The current thought is to use new Action subtypes. The proposal is to add LoginAction (which often includes authentication generally as a subaction), AuthenticateAction (which may or may not have to do with logging in), and ResetPasswordAction. They would all be subtypes of ControlAction.

Obviously you could get much more explicit here with the OTP object or more subtype-specific properties. I was trying to keep it lean for now and reuse instrument or target for the information on the types.

rrlevering avatar Sep 23 '25 02:09 rrlevering

Some general comments.

  • Authenticate should be defined as defining / validating one's identity, and probably have some identity field.
  • Login should be a subclass of Authenticate, you can't login without authentification.
  • ResetPassword should probably be called Reset Credentials.

MatthiasWiesmann avatar Oct 02 '25 08:10 MatthiasWiesmann

Disagree on most of your points (maybe credentials I'm ok with).

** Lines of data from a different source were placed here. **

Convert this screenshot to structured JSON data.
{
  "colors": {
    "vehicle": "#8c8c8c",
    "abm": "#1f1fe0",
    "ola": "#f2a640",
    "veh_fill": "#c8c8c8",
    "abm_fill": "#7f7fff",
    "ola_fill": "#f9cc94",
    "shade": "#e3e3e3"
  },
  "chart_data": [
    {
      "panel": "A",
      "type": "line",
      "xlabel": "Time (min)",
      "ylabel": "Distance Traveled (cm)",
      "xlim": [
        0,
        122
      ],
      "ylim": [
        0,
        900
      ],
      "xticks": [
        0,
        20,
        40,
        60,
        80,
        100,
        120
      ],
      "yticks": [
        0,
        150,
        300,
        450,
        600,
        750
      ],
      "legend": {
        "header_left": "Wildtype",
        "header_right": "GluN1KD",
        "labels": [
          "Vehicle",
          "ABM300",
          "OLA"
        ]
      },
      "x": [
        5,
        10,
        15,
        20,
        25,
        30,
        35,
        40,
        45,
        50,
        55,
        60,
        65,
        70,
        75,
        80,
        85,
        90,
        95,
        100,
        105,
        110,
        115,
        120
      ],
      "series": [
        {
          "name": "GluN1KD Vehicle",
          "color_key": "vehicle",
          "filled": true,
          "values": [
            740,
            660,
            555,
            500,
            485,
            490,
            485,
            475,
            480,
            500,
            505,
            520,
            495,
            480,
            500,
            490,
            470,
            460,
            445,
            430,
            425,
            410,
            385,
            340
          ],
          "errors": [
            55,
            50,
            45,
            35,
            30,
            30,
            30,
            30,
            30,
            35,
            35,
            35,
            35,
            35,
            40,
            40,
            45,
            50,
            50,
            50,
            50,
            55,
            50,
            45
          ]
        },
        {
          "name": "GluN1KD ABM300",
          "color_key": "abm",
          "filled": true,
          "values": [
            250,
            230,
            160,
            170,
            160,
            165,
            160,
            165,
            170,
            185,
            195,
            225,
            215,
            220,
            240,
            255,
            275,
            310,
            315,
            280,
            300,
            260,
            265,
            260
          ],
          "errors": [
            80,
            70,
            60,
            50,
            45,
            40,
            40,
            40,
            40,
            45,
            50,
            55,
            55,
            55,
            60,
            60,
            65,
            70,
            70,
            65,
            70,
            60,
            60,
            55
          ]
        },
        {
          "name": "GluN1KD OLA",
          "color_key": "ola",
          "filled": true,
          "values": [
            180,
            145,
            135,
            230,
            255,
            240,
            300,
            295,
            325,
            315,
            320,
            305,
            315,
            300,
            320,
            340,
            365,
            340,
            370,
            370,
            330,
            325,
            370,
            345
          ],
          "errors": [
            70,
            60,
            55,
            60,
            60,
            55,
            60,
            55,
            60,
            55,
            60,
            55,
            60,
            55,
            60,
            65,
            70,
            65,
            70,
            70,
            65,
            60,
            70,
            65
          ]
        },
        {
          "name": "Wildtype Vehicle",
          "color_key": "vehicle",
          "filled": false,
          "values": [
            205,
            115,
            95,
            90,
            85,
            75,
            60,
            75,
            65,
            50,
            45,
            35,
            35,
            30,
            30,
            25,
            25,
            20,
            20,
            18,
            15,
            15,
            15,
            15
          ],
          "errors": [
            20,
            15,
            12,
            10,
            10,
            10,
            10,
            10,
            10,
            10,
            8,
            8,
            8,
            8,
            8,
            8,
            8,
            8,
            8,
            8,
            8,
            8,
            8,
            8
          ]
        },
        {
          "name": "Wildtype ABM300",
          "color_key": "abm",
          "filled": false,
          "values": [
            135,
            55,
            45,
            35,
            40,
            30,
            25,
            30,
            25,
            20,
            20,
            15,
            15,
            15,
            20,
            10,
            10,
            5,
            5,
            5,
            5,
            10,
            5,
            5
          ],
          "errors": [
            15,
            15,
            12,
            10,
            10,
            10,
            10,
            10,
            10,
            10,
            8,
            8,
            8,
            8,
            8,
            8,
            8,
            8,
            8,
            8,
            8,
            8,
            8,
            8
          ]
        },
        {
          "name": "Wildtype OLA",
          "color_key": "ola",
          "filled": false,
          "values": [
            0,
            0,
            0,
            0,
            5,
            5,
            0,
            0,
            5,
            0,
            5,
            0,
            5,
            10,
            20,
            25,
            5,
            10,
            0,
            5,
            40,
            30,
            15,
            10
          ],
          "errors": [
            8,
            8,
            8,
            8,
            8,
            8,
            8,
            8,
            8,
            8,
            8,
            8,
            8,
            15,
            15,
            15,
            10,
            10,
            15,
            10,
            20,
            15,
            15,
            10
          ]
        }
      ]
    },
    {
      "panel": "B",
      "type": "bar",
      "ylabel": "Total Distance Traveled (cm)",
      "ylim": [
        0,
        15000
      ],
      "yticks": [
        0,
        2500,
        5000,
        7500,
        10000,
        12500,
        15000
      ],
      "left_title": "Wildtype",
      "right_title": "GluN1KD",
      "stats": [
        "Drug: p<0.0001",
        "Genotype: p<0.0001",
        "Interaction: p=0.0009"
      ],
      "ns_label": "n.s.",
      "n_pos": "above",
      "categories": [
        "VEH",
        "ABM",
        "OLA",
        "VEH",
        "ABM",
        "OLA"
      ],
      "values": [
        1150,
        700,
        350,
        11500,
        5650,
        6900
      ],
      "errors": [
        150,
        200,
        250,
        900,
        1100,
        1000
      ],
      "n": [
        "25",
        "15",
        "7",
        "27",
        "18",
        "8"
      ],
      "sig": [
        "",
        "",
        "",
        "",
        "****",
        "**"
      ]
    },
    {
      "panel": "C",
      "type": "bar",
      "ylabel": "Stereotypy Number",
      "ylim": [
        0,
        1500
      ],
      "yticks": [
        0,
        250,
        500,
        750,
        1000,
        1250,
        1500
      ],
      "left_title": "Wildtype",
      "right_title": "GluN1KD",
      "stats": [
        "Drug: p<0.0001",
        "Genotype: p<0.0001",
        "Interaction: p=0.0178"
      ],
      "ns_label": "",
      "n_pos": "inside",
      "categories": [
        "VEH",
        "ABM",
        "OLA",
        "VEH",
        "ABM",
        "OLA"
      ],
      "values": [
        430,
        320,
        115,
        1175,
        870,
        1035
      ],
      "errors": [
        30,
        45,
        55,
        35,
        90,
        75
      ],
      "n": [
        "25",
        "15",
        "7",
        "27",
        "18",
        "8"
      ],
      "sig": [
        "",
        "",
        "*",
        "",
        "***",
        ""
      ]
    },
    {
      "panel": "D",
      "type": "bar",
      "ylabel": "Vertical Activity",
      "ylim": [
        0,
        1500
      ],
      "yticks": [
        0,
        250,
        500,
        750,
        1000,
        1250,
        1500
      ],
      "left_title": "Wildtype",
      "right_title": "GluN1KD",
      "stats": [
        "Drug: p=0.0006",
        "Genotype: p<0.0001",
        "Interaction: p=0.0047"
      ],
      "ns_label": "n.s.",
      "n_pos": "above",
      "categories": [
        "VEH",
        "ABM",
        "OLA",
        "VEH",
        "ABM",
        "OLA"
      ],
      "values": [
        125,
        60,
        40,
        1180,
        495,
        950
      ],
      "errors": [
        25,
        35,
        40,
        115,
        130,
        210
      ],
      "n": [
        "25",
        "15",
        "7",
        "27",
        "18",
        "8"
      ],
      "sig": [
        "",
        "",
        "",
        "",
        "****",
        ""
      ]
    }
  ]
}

Not that I always use Wikipedia, but in this case I agree with the definition that login is the act of identifying and authenticating oneself. The identification is somewhat separate from the authentication. After I login, if I then go and initiate a risky transaction on my bank account, I'm again asked for authentication and they generally send me another OTP to authenticate the action. In this case, I'm already logged in but I'm being asked for continued authentication. The identity has already been established but authentication is being re-asserted. In an extreme case, I would argue you could login without authentication/credentials and that would still be a login, just a very insecure one.

I see Login as a meta-action which generally contains authentication as part of the overall process which generally results in you being given some token that holds your declared identity.

rrlevering avatar Oct 03 '25 01:10 rrlevering

Fair, but I really think these actions should be defined beyond tautology, i.e explain what the outcome is. You login and authentify some entity with some other entity and this yields a session (login) and some credentials (authentification).

MatthiasWiesmann avatar Oct 03 '25 12:10 MatthiasWiesmann

Hmmm...using inheritance in leiu of aggregation? Definitely not my go-to principle, but this is schema.org and not OWL so willing to consider it.

So LoginAction is a AuthenticateAction because it almost always performs authentication and therefore it potentially has all the data necessary for authentication? The argument would be that it might save some bits if you wanted to have a login with authentication holding the password stuff?

Do you have some practical examples in mind?

rrlevering avatar Oct 10 '25 21:10 rrlevering

I know it's a weak argument of sorts because it's more rare with online systems, but you could have a login without authentication - just a box that lets you select which account you wish to use. I do this at home on my PS5 for instance.